Reproducibility is imperative for any scientific discovery. More often than
not, modern scientific findings rely on statistical analysis of
high-dimensional data. At a minimum, reproducibility manifests itself in
stability of statistical results relative to “reasonable” perturbations to
data and to the model used. Jacknife, bootstrap, and cross-validation are
based on perturbations to data, while robust statistics methods deal with
perturbations to models.
In this talk, a case is made for the importance of stability in
statistics. Firstly, we motivate the necessity of stability of
interpretable encoding models for movie reconstruction from brain fMRI
signals. Secondly, we find strong evidence in the literature to
demonstrate the central role of stability in statis- tical inference.

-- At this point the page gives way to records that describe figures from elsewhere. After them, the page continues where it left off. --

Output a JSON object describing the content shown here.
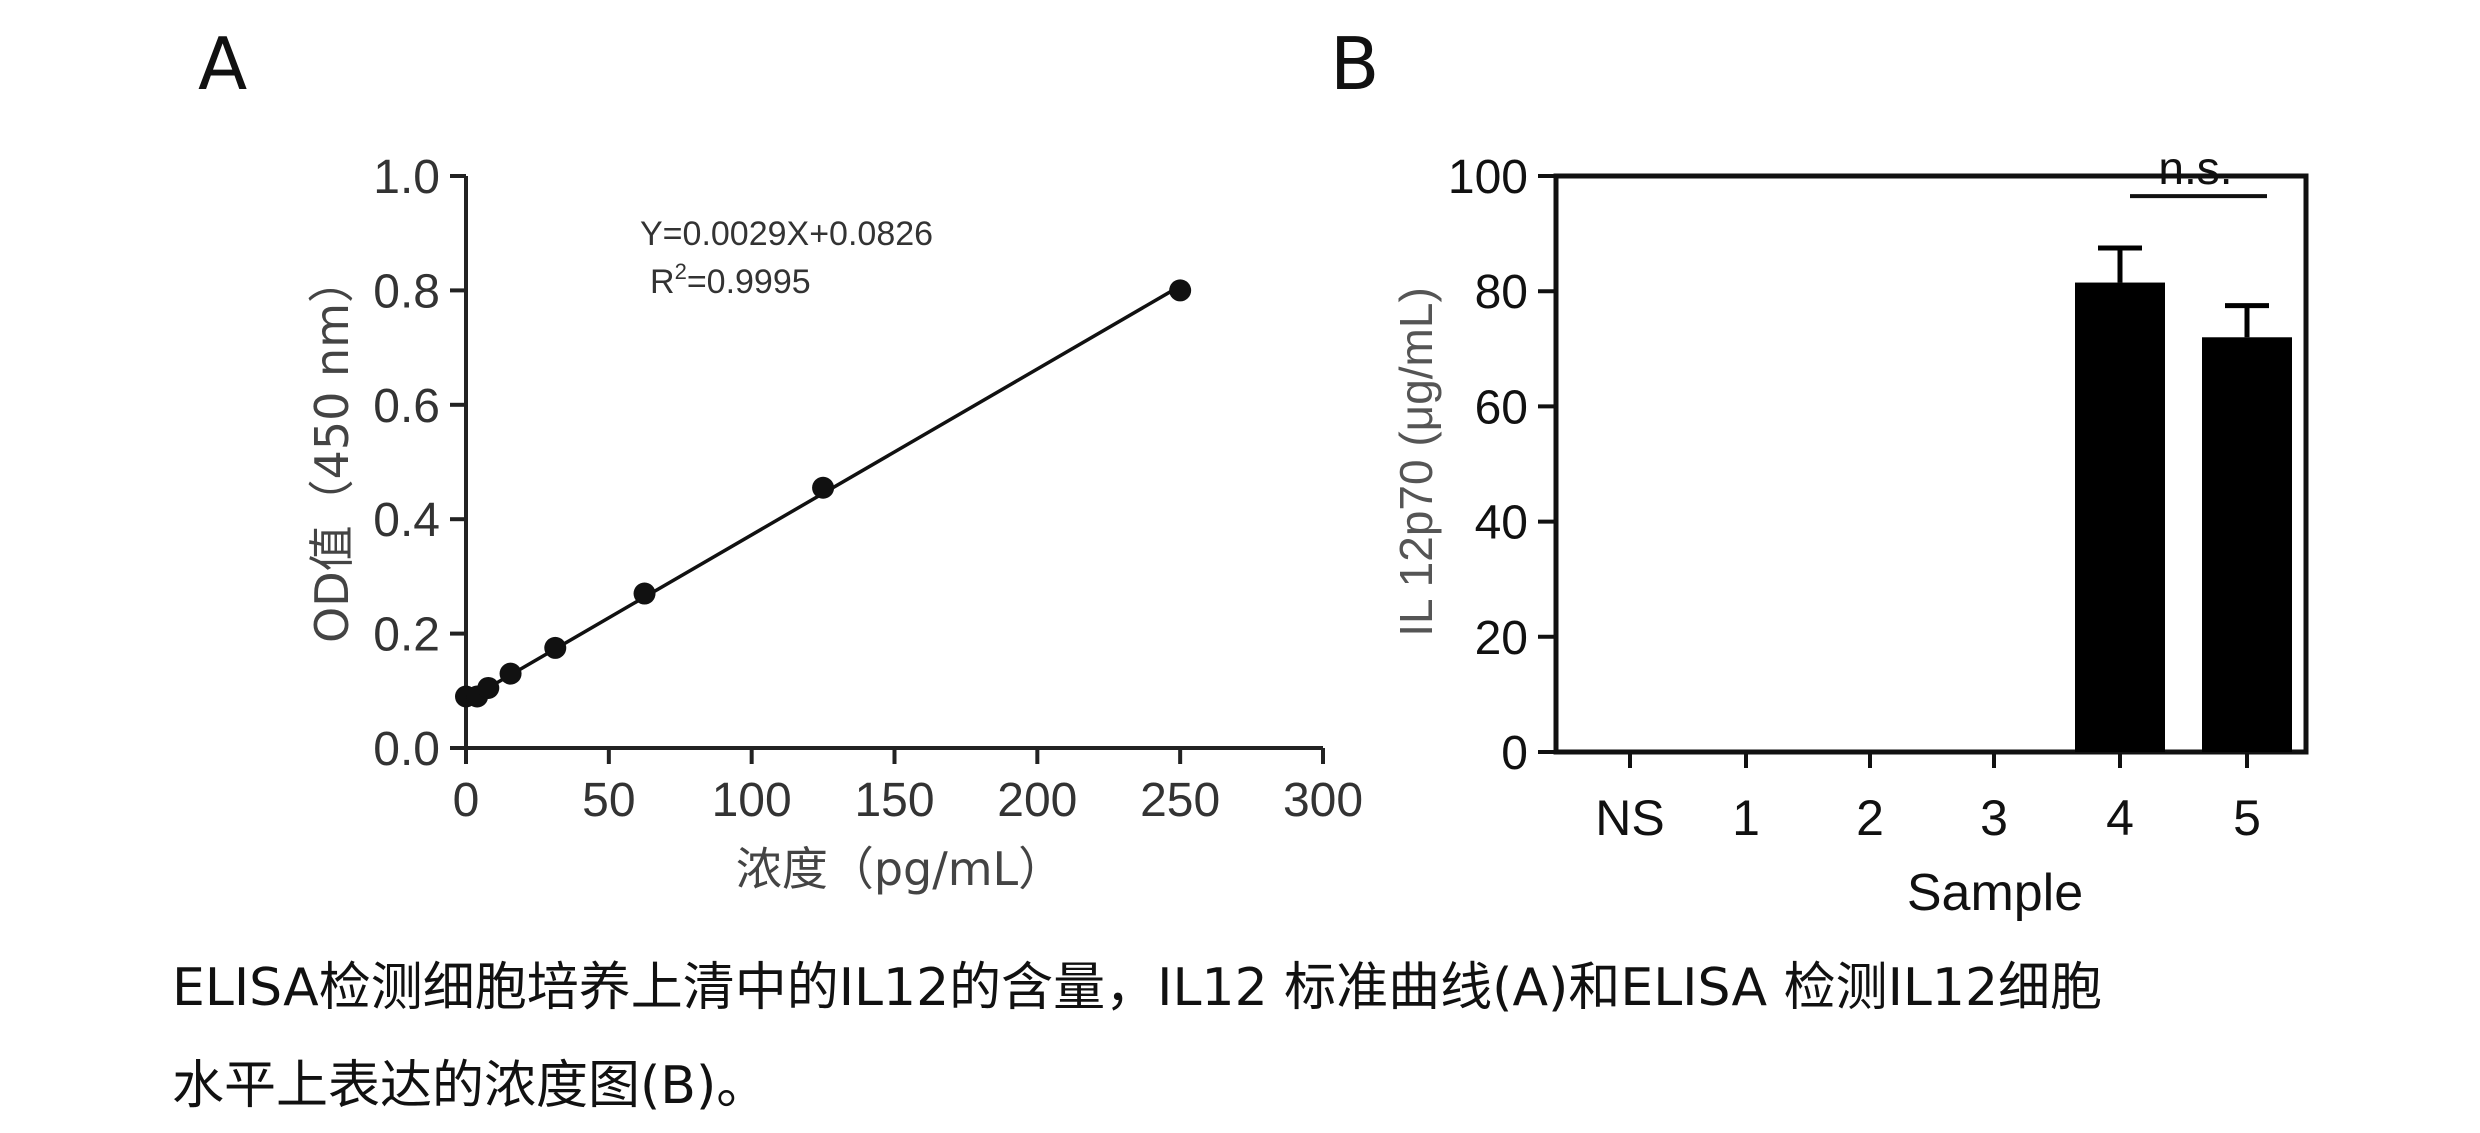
{
  "panels": {
    "a": {
      "letter": "A"
    },
    "b": {
      "letter": "B"
    }
  },
  "caption": {
    "line1": "ELISA检测细胞培养上清中的IL12的含量，IL12 标准曲线(A)和ELISA 检测IL12细胞",
    "line2": "水平上表达的浓度图(B)。"
  },
  "chart_data": [
    {
      "type": "scatter",
      "title": "",
      "xlabel": "浓度（pg/mL）",
      "ylabel": "OD值（450 nm）",
      "x": [
        0,
        3.9,
        7.8,
        15.6,
        31.25,
        62.5,
        125,
        250
      ],
      "y": [
        0.09,
        0.09,
        0.105,
        0.13,
        0.175,
        0.27,
        0.455,
        0.8
      ],
      "xlim": [
        0,
        300
      ],
      "ylim": [
        0,
        1.0
      ],
      "xticks": [
        0,
        50,
        100,
        150,
        200,
        250,
        300
      ],
      "yticks": [
        0.0,
        0.2,
        0.4,
        0.6,
        0.8,
        1.0
      ],
      "xtick_labels": [
        "0",
        "50",
        "100",
        "150",
        "200",
        "250",
        "300"
      ],
      "ytick_labels": [
        "0.0",
        "0.2",
        "0.4",
        "0.6",
        "0.8",
        "1.0"
      ],
      "fit_line": {
        "slope": 0.0029,
        "intercept": 0.0826,
        "x_range": [
          0,
          250
        ]
      },
      "annotations": [
        "Y=0.0029X+0.0826",
        "R",
        "2",
        "=0.9995"
      ],
      "grid": false,
      "colors": {
        "axis": "#222222",
        "text": "#333333",
        "marker": "#111111"
      }
    },
    {
      "type": "bar",
      "title": "",
      "xlabel": "Sample",
      "ylabel": "IL 12p70 (μg/mL)",
      "categories": [
        "NS",
        "1",
        "2",
        "3",
        "4",
        "5"
      ],
      "values": [
        0,
        0,
        0,
        0,
        81.5,
        72
      ],
      "errors": [
        0,
        0,
        0,
        0,
        6,
        5.5
      ],
      "ylim": [
        0,
        100
      ],
      "yticks": [
        0,
        20,
        40,
        60,
        80,
        100
      ],
      "ytick_labels": [
        "0",
        "20",
        "40",
        "60",
        "80",
        "100"
      ],
      "significance": {
        "label": "n.s.",
        "between": [
          "4",
          "5"
        ]
      },
      "grid": false,
      "colors": {
        "axis": "#111111",
        "bar": "#000000",
        "text": "#111111",
        "ylabel": "#555555"
      }
    }
  ]
}
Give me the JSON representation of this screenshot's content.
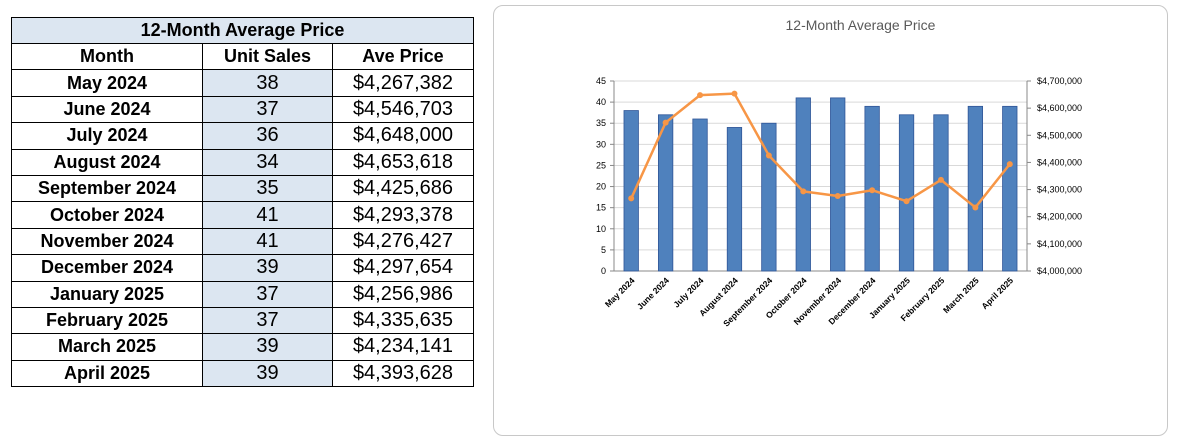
{
  "table": {
    "title": "12-Month Average Price",
    "headers": {
      "month": "Month",
      "units": "Unit Sales",
      "price": "Ave Price"
    },
    "rows": [
      {
        "month": "May 2024",
        "units": "38",
        "price": "$4,267,382"
      },
      {
        "month": "June 2024",
        "units": "37",
        "price": "$4,546,703"
      },
      {
        "month": "July 2024",
        "units": "36",
        "price": "$4,648,000"
      },
      {
        "month": "August 2024",
        "units": "34",
        "price": "$4,653,618"
      },
      {
        "month": "September 2024",
        "units": "35",
        "price": "$4,425,686"
      },
      {
        "month": "October 2024",
        "units": "41",
        "price": "$4,293,378"
      },
      {
        "month": "November 2024",
        "units": "41",
        "price": "$4,276,427"
      },
      {
        "month": "December 2024",
        "units": "39",
        "price": "$4,297,654"
      },
      {
        "month": "January 2025",
        "units": "37",
        "price": "$4,256,986"
      },
      {
        "month": "February 2025",
        "units": "37",
        "price": "$4,335,635"
      },
      {
        "month": "March 2025",
        "units": "39",
        "price": "$4,234,141"
      },
      {
        "month": "April 2025",
        "units": "39",
        "price": "$4,393,628"
      }
    ]
  },
  "chart_data": {
    "type": "bar",
    "title": "12-Month Average Price",
    "categories": [
      "May 2024",
      "June 2024",
      "July 2024",
      "August 2024",
      "September 2024",
      "October 2024",
      "November 2024",
      "December 2024",
      "January 2025",
      "February 2025",
      "March 2025",
      "April 2025"
    ],
    "series": [
      {
        "type": "bar",
        "axis": "left",
        "color": "#4f81bd",
        "values": [
          38,
          37,
          36,
          34,
          35,
          41,
          41,
          39,
          37,
          37,
          39,
          39
        ]
      },
      {
        "type": "line",
        "axis": "right",
        "color": "#f79646",
        "values": [
          4267382,
          4546703,
          4648000,
          4653618,
          4425686,
          4293378,
          4276427,
          4297654,
          4256986,
          4335635,
          4234141,
          4393628
        ]
      }
    ],
    "y_left": {
      "min": 0,
      "max": 45,
      "ticks": [
        "0",
        "5",
        "10",
        "15",
        "20",
        "25",
        "30",
        "35",
        "40",
        "45"
      ]
    },
    "y_right": {
      "min": 4000000,
      "max": 4700000,
      "ticks": [
        "$4,000,000",
        "$4,100,000",
        "$4,200,000",
        "$4,300,000",
        "$4,400,000",
        "$4,500,000",
        "$4,600,000",
        "$4,700,000"
      ]
    },
    "grid": true,
    "legend": "none"
  }
}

Thirdly, a smoothing parameter selector based on estimation stability
(ES), ES-CV, is proposed for Lasso, in order to bring stability to bear on
cross-validation (CV). ES-CV is then utilized in the encoding models to
reduce the number of predictors by 60% with almost no loss (1.3%) of
prediction performane across over 2,000 voxels. Last, a novel “stability”
argument is seen to drive new results that shed light on the intriquing
interactions between sample to sample varibility and heavier tail error
distribution (e.g. double-exponential) in high dimensional regression
models with p predictors and n independent samples. In particular, when
p/n → κ ∈ (0.3, 1) and error is double-exponential, OLS is a better
estimator than LAD.